CVE-2026-40887 is a critical SQL injection vulnerability (CWE-89) in the Vendure headless commerce platform affecting versions >=1.7.4 and prior to 2.3.4, 3.5.7, and 3.6.2. The vulnerability arises from direct interpolation of a user-controlled query string parameter into raw SQL expressions without parameterization or validation, allowing unauthenticated attackers to execute arbitrary SQL commands against the database via the Shop API. The Admin API is also affected but requires authentication for exploitation. The vulnerability impacts all supported database backends. Vendure patched this by introducing parameterized queries and input validation in the specified versions. Additionally, a hotfix is provided that validates the languageCode input at the boundary using RequestContextService.getLanguageCode, dropping invalid inputs silently and defaulting to the channel's language to block injection payloads.

Successful exploitation allows unauthenticated attackers to execute arbitrary SQL commands on the database via the Shop API, potentially leading to data exposure and denial of service. The Admin API is also vulnerable but requires authentication. The vulnerability affects all supported database backends, increasing the risk across deployments.
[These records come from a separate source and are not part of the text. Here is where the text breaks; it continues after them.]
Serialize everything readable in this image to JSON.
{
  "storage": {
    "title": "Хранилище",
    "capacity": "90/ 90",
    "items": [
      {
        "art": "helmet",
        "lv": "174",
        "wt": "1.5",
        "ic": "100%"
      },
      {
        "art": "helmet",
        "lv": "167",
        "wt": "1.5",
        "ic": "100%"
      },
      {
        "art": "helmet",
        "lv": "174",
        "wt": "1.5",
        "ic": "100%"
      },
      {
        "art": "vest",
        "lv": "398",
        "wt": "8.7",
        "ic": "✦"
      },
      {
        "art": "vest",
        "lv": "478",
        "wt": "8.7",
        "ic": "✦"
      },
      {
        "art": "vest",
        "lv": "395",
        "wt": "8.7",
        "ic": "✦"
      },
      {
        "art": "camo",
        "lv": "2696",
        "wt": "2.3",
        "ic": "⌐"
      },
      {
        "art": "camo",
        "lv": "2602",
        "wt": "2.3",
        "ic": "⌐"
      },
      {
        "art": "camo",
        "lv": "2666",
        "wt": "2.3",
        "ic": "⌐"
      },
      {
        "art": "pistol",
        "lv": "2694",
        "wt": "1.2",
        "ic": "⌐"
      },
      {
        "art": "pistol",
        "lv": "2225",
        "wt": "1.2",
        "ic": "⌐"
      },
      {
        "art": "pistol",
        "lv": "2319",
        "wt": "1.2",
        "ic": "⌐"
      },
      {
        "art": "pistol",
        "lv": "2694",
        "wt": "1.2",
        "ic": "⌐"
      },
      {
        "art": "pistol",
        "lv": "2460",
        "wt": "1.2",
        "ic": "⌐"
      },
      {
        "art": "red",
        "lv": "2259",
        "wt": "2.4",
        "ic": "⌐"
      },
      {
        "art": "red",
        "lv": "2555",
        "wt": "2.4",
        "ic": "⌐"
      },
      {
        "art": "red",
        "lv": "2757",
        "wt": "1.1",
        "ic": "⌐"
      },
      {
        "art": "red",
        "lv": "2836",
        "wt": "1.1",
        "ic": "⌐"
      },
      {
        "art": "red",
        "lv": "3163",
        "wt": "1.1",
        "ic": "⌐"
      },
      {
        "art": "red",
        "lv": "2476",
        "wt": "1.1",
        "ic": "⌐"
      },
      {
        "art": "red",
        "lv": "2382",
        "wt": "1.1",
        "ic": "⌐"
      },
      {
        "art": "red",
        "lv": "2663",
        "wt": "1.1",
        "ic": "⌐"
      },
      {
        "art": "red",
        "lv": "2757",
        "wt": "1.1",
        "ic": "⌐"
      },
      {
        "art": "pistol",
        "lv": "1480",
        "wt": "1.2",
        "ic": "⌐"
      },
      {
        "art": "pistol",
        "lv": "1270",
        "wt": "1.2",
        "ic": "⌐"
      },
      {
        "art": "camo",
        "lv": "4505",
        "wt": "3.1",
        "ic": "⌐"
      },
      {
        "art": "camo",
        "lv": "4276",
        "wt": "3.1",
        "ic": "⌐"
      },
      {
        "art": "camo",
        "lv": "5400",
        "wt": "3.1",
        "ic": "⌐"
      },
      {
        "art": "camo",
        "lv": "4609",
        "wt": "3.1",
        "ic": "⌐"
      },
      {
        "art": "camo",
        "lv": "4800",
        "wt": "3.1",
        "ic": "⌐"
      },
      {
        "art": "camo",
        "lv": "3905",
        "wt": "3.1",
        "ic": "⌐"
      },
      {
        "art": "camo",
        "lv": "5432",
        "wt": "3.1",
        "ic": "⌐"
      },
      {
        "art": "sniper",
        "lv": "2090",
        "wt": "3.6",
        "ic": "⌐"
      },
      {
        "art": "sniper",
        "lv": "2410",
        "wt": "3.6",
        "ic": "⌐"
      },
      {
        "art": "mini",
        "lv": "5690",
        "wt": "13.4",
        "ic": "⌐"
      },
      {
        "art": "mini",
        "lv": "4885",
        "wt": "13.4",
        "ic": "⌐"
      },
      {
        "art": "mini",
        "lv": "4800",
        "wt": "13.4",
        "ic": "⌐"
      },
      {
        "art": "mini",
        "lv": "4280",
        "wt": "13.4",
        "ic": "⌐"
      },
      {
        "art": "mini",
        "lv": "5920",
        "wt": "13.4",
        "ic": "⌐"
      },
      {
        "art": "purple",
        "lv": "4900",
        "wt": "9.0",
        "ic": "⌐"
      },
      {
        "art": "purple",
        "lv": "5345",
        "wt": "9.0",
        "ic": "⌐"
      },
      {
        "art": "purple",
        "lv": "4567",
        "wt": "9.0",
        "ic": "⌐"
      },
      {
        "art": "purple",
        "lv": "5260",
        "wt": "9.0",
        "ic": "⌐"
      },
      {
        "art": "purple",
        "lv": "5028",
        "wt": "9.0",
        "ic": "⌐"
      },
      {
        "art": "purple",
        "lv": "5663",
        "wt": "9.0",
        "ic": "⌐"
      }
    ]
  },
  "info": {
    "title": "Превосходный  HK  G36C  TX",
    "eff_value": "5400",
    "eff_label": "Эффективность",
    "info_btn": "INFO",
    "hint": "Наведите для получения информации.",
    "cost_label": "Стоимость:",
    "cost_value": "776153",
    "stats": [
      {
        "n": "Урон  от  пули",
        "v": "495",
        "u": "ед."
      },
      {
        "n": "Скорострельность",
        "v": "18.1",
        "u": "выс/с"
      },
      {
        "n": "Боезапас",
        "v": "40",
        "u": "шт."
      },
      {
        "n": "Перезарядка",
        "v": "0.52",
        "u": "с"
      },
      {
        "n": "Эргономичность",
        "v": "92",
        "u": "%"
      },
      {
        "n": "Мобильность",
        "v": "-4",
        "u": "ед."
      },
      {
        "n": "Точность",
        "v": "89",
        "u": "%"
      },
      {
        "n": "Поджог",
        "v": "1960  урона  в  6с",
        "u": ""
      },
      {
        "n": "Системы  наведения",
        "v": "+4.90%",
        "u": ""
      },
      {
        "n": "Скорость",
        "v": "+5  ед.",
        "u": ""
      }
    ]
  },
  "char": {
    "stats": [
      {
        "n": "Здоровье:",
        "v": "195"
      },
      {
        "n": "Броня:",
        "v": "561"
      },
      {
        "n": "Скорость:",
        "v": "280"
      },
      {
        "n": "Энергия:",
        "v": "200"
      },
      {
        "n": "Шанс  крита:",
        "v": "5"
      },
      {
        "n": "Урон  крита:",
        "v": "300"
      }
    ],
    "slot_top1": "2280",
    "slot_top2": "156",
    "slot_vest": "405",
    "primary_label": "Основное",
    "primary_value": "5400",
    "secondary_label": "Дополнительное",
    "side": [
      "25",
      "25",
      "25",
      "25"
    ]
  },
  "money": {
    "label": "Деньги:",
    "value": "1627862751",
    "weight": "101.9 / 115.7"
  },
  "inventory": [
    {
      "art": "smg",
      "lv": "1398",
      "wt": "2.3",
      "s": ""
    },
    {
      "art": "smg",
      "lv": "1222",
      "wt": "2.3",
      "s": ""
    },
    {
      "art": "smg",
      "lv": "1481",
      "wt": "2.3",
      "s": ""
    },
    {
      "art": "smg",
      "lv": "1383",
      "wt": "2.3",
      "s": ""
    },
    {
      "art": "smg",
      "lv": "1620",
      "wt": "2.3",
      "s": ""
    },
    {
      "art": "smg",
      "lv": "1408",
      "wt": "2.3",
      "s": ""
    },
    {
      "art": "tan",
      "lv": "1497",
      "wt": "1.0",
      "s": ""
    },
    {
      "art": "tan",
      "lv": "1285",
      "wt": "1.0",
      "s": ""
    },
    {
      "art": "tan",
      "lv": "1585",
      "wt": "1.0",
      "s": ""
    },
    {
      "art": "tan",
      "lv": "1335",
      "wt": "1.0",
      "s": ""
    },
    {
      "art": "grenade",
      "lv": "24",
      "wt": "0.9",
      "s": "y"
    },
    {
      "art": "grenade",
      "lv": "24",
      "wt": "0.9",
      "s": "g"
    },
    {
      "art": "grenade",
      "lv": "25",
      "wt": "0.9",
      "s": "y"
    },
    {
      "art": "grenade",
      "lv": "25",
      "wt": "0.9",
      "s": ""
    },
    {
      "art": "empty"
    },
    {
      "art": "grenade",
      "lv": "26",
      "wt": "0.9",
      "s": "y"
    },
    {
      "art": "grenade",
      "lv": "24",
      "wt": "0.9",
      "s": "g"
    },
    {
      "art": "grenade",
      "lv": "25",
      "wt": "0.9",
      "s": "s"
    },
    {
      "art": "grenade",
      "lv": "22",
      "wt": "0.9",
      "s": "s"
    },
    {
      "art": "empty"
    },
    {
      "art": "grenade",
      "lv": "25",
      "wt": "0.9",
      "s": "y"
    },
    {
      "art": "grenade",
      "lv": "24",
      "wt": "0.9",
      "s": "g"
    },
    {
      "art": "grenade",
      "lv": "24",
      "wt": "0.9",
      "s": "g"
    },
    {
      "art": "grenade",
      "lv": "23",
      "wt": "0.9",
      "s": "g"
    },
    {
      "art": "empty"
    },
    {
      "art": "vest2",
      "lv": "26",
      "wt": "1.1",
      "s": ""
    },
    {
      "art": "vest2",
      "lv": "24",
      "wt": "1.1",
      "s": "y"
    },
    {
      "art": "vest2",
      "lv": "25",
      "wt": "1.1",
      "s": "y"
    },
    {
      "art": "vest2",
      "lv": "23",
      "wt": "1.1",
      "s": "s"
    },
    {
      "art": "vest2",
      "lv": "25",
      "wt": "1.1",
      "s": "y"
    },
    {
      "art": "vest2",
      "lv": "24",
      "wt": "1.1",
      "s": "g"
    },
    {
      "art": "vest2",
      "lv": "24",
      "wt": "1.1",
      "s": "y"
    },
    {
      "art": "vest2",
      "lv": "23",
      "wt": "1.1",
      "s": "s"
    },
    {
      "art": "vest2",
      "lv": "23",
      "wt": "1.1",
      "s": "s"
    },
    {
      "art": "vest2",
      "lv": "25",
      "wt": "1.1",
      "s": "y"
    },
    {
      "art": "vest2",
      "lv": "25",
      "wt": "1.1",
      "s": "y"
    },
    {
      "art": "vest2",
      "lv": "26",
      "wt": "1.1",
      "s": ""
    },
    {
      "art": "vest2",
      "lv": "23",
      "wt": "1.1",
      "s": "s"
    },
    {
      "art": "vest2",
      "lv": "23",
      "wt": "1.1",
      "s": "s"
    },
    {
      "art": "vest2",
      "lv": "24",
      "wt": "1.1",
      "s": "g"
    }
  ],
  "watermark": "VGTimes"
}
The CVSS 3.1 score is 9.1 (critical), reflecting high impact on confidentiality and availability without requiring privileges or user interaction.

Fixed versions 2.3.4, 3.5.7, and 3.6.2 contain official patches that convert vulnerable SQL interpolation to parameterized queries and validate inputs to prevent injection. Users are strongly advised to upgrade to these versions. For those unable to upgrade immediately, Vendure provides a hotfix that validates the languageCode input at the boundary, dropping invalid values silently and using the channel's default language instead, effectively blocking injection payloads before they reach the query. Applying this hotfix mitigates the vulnerability until an upgrade is possible.